Besides being packed with protein, most nuts contain both beneficial monounsaturated and polyunsaturated fats. Nuts are one of the best plant-based sources of omega-3 fatty acids. All nuts contain fibre. Nuts are also a good source of vitamin E and other antioxidants like flavonoids, belonging to the polyphenol family, and also of the amino acid l-arginine. On the negative side, nuts are quite energy rich so it’s best not to go overboard with nut consumption. But most people eat too few and should increase their nut intake. A handful of nuts is sufficient to enjoy the benefits.
Fighting it out – which is the best nut?
The winner seems to be walnuts with almonds close on its heels. But any other nut might be good too. Let’s look at some details.
A scientific study from 2012 positioned walnuts in the number one slot among a family of foods that lay claim to being among Mother Nature’s most neatly packaged foods. The study measured free and total polyphenols in nine types of raw and roasted nuts. The samples included walnuts, almonds, peanuts, pistachios, hazelnuts, Brazil nuts, cashews, macadamias, and pecans. Walnuts had the highest free and total polyphenol levels in both the raw and roasted samples. Walnuts had a combination of more healthful antioxidants and higher quality antioxidants than any other nut. A handful of walnuts contained almost twice as much antioxidants as an equivalent amount of any other commonly consumed nut. The study suggested that consumers should eat more walnuts as part of a healthy diet.
Another scientific study published in 2014 more directly explored the health benefits of a nut diet by using almonds only. The scientists found that eating almonds reduced the risk of heart disease by keeping blood vessels healthy. They tested the effects of a short-term almond-enriched diet on healthy young and middle-aged men as well as on a group of young men with cardiovascular risk factors including having high blood pressure or being overweight. A control group ate what they normally would, while another group consumed snacks of 50g of almonds a day for one month.
At the end of the study period, the group eating an almond-enriched diet had higher levels of antioxidants (alpha-tocopherol) in their blood stream, improved blood flow and lower blood pressure, potentially reducing their risk of heart disease. The research team speculated that is was the combination of beneficial substances such as vitamin E and healthy fats, fibre which increases the sense of fullness, and flavonoids which may have antioxidant properties, all working together to create the overall health benefits rather than just one particular nutrient in isolation. These findings add weight to the theory that Mediterranean diets with lots of nuts have big health benefits. The scientists suggested that almonds could replace a daytime snack or be added to regular meals like porridge or muesli to help reduce the risk of heart problems.
A bit of a dead heat
So as predicted from the start it might not matter which nut you pick. Although not equally good, they might all be good enough to protect your health.

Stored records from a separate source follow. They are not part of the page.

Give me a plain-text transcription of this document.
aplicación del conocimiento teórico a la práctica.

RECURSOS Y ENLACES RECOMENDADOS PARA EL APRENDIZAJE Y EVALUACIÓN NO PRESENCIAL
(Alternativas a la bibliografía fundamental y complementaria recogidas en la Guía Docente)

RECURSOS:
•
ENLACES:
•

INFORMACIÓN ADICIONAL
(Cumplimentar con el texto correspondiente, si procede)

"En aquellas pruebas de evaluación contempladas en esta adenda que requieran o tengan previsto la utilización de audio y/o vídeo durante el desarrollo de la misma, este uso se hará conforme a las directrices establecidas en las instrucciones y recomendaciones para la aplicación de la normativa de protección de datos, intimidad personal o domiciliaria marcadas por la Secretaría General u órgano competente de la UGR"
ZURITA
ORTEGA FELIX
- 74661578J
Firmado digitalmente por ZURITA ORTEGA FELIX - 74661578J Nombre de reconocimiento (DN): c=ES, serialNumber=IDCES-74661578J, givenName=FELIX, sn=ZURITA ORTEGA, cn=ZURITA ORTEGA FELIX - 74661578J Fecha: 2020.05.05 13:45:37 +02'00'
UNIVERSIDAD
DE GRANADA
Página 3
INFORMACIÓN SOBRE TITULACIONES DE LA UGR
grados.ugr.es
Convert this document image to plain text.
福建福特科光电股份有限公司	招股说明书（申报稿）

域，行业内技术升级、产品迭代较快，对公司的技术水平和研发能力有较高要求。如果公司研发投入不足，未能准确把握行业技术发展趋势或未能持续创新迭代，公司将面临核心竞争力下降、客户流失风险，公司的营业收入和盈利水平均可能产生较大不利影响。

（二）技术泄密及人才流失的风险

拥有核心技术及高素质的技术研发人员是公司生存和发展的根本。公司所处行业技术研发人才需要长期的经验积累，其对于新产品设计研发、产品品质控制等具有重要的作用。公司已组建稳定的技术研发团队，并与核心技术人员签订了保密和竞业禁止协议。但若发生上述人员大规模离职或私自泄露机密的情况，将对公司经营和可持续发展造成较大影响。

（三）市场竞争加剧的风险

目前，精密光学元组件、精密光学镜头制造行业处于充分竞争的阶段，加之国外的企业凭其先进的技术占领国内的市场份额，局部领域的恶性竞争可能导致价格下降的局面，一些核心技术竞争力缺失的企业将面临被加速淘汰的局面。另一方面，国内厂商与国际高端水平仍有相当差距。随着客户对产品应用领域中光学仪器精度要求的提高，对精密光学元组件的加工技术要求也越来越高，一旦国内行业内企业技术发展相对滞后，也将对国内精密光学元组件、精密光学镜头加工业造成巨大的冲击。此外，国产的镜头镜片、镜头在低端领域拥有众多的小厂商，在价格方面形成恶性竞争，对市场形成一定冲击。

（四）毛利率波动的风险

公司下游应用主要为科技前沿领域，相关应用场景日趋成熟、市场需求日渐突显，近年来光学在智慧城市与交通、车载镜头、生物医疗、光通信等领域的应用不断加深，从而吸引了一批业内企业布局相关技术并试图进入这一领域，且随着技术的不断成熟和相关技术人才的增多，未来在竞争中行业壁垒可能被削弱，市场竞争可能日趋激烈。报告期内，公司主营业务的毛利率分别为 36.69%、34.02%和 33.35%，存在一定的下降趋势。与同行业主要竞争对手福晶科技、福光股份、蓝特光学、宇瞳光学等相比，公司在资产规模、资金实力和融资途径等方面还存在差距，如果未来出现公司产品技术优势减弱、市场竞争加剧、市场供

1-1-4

However, there’s another advantage in choosing walnuts as a source of antioxidants. People usually eat walnuts raw, and get the full effectiveness of those antioxidants, while other nuts might be eaten roasted and the heat from roasting nuts generally reduces the quality of the antioxidants.
Remember, it takes only about 7 walnuts a day to get the potential health benefits uncovered in a range of studies. So start adding nuts to your daily diet.